Extract the first n sequences from a FASTA file

Published on

A FASTA file consists of a series of biological sequences (DNA, RNA, or protein). It looks like this:

>gi|173695|gb|M59083.1|AETRR16S Acetomaculum ruminis 16S ribosomal RNA

>gi|310975154|ref|NR_037018.1| Acidaminococcus fermentans strain VR4 16S ribosomal RNA gene, partial sequence

There probably exist dozens of python scripts to extract the first \(n\) sequences from a FASTA file. Here I will show an awk one-liner that performs this task, and explain how it works.

Here it is (assuming the number of sequences is stored in the environment variable NSEQS):

awk "/^>/ {n++} n>$NSEQS {exit} {print}"

This one-liner can read from standard input (e.g. as part of a pipe), or you can append one or more file names to the end of the command, e.g.

awk "/^>/ {n++} n>$NSEQS {exit} {print}" file.fasta

An awk script consists of one or more statements of the form pattern { actions }. The input is read line-by-line, and if the current line matches the pattern, the corresponding actions are executed.

Our script consists of 3 statements:

  1. /^>/ {n++} increments the counter each time a new sequence is started. /.../ denotes a regular expression pattern, and ^> is a regular expression that matches the > sign at the beginning of a line.

    An uninitialized variable in awk has the value 0, which is exactly what we want here. If we needed some other initial value (say, 1), we could have added a BEGIN pattern like this: BEGIN {n=1}.

  2. n>$NSEQS {exit} aborts processing once the counter reaches the desired number of sequences.

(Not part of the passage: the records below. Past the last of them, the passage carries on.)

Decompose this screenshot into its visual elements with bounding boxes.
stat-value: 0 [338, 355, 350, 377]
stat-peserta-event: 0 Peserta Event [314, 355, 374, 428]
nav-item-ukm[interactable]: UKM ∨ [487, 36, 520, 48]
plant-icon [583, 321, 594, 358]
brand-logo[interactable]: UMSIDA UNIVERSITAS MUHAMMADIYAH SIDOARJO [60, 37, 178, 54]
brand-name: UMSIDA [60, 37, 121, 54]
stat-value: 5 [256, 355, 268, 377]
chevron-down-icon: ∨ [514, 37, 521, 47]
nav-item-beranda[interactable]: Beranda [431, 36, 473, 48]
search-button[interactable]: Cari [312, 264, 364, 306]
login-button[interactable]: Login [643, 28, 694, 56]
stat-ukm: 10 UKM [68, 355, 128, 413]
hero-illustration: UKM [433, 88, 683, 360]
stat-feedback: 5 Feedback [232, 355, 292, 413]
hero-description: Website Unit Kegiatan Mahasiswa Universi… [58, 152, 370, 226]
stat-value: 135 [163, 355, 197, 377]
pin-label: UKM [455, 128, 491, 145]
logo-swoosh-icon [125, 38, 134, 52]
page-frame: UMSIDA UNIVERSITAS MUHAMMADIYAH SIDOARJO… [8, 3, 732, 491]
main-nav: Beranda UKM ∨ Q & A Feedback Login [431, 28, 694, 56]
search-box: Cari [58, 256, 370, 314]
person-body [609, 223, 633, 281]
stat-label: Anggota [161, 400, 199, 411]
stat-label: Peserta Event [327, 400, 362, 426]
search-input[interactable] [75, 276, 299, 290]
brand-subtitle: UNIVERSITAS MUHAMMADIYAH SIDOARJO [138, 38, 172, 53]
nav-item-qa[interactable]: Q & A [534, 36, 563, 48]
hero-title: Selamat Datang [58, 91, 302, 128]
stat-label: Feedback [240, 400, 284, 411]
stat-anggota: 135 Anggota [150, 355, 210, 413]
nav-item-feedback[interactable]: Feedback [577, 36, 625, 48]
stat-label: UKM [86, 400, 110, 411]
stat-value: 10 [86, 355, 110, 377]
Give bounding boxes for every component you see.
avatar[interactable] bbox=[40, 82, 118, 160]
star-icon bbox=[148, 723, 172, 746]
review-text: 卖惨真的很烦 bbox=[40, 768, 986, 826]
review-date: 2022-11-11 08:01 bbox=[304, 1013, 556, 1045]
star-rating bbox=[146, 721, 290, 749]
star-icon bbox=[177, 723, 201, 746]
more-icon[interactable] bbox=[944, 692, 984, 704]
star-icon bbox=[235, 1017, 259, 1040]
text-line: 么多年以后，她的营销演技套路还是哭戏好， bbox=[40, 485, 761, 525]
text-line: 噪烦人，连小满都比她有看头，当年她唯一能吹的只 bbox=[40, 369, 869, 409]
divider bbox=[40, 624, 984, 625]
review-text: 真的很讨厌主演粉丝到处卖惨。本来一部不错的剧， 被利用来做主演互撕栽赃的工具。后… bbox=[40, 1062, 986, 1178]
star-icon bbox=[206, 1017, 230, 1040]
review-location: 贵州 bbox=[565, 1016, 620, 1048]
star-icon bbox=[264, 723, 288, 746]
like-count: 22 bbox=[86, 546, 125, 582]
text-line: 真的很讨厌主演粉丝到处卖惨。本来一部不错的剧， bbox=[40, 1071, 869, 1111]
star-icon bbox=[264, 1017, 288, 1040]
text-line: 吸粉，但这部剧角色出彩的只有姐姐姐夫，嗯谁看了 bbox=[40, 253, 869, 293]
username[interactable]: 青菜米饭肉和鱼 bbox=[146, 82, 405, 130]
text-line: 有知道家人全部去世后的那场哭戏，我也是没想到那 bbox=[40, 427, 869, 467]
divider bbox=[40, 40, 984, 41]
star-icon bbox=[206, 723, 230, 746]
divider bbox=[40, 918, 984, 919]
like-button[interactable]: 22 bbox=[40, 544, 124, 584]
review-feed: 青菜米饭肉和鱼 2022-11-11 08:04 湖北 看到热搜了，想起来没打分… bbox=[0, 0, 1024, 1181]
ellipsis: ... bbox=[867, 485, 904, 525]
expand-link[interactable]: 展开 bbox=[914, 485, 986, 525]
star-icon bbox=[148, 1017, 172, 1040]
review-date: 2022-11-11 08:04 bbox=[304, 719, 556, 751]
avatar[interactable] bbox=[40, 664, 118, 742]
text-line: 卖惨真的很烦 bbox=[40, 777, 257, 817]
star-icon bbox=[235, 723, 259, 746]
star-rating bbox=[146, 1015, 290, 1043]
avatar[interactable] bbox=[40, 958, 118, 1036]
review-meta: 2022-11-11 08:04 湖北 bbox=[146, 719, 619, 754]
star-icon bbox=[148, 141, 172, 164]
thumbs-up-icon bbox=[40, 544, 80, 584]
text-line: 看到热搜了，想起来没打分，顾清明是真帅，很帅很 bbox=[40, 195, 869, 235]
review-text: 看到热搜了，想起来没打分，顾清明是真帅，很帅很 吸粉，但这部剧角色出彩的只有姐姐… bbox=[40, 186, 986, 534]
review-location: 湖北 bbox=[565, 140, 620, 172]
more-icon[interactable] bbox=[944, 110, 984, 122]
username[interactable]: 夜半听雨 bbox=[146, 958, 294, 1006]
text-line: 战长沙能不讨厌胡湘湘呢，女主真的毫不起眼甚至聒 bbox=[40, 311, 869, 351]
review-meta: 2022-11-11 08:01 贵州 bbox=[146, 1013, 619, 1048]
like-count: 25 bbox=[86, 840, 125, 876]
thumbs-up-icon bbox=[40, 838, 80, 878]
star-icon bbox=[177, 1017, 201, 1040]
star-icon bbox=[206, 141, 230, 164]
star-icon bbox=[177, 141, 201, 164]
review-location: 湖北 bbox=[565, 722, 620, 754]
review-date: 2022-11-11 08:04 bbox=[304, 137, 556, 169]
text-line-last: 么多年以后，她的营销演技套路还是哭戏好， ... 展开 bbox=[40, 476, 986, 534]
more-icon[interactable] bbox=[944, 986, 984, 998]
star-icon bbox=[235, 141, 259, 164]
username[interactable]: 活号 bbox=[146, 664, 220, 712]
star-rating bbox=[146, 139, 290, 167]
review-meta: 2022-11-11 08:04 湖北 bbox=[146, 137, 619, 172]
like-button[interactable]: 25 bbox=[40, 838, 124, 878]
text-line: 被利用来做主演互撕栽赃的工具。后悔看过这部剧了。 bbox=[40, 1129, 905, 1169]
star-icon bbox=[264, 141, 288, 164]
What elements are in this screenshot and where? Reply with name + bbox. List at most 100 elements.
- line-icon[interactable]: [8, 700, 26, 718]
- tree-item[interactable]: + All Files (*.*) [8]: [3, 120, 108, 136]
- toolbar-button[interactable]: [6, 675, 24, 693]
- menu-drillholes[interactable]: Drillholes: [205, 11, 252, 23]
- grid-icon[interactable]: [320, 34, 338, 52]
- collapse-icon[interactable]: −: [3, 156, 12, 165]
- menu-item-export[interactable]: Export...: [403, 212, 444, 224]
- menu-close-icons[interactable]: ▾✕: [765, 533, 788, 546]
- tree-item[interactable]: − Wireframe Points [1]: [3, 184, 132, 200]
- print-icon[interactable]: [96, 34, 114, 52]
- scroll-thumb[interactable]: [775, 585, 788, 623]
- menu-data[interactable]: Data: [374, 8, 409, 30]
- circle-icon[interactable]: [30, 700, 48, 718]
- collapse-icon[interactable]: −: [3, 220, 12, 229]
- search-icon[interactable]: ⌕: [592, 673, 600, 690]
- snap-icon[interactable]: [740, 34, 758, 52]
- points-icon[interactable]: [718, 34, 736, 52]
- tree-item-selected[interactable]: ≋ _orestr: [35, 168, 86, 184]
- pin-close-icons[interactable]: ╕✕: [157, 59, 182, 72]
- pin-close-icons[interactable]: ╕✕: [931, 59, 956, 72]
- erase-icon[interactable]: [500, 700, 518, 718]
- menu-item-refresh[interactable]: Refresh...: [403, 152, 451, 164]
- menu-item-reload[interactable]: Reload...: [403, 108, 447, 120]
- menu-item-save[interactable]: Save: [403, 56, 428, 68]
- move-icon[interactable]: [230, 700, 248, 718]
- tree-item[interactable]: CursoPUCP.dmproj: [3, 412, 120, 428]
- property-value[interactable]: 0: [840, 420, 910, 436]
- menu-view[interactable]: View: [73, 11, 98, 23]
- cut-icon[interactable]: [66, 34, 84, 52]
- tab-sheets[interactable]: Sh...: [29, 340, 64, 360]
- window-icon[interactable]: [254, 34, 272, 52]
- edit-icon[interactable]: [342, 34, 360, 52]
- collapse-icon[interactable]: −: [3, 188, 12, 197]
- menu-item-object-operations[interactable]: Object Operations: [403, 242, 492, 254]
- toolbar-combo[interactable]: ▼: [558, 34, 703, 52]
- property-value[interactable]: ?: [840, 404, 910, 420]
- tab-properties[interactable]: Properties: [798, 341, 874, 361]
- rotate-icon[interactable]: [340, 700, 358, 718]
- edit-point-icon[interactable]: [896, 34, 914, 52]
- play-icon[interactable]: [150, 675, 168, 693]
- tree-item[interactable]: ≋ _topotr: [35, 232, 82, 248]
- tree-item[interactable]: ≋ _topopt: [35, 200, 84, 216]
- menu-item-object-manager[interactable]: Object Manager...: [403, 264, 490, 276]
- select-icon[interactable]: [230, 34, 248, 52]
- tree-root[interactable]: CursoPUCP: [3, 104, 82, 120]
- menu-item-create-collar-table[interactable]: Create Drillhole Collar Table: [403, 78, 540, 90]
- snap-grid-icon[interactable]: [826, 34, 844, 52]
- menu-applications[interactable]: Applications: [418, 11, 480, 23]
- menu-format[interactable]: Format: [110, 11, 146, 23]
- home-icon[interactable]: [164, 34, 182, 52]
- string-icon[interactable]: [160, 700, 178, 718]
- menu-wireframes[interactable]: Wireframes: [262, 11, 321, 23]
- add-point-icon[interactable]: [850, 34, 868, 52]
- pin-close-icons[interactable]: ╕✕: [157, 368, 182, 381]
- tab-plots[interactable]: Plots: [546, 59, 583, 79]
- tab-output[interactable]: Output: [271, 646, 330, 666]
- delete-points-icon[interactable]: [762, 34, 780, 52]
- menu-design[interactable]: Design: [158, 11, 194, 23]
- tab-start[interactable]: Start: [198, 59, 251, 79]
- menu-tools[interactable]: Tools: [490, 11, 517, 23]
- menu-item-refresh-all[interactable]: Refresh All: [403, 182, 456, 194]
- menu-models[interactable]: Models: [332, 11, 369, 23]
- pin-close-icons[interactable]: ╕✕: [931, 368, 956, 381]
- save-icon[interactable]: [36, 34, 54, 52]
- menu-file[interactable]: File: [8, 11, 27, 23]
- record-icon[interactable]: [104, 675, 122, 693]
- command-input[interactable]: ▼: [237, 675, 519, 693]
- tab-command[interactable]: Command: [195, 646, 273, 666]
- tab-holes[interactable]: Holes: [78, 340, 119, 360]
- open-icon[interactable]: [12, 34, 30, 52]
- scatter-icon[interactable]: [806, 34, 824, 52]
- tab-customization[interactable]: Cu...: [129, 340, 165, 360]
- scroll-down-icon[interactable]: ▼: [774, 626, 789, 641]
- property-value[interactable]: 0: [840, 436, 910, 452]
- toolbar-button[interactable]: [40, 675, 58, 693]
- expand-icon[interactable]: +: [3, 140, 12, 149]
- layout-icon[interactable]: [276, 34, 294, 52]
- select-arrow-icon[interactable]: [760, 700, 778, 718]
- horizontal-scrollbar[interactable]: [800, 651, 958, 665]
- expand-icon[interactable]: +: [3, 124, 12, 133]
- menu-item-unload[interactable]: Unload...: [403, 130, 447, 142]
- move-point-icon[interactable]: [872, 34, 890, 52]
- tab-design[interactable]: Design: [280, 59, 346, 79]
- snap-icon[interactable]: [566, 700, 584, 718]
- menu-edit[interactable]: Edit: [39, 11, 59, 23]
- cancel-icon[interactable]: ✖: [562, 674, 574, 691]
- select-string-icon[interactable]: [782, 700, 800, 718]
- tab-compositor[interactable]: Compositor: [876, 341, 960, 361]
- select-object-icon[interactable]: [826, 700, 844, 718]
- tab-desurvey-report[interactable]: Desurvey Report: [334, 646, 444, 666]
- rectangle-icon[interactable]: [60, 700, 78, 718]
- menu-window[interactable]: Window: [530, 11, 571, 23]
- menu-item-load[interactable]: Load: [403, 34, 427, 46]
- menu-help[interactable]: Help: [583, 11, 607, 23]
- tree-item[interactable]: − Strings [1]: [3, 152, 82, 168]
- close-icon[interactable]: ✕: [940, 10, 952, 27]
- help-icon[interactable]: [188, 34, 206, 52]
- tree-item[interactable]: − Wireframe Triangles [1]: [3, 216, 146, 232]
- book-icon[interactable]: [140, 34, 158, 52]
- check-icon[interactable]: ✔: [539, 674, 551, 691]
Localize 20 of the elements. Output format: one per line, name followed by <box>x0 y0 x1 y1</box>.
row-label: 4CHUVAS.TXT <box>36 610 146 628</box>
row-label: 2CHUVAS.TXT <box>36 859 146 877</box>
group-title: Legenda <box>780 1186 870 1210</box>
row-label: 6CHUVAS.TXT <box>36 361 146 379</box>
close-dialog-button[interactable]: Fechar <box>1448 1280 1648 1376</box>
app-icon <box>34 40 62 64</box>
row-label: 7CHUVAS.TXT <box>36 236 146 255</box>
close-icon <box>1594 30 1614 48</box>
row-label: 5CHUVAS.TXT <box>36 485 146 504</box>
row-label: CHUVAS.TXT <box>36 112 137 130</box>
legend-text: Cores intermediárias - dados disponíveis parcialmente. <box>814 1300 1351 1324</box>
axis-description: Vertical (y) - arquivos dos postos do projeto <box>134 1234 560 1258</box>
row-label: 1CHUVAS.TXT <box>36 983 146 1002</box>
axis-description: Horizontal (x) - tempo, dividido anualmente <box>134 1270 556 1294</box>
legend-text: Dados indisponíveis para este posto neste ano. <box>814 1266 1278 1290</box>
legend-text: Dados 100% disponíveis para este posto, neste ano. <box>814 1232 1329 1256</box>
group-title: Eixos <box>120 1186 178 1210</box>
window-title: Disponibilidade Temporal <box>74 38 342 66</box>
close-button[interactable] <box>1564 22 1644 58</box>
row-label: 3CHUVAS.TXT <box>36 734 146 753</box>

  3. {print} is an action without a pattern (and thus matching every line), which prints every line of the input until the script is aborted by exit.

A shorter and more cryptic way to write the same is

awk "/^>/ {n++} n>$NSEQS {exit} 1"

Here I replaced the action-without-pattern by a pattern-without-action. The pattern 1 (meaning “true”) matches every line, and when the action is omitted, it is assumed to be {print}.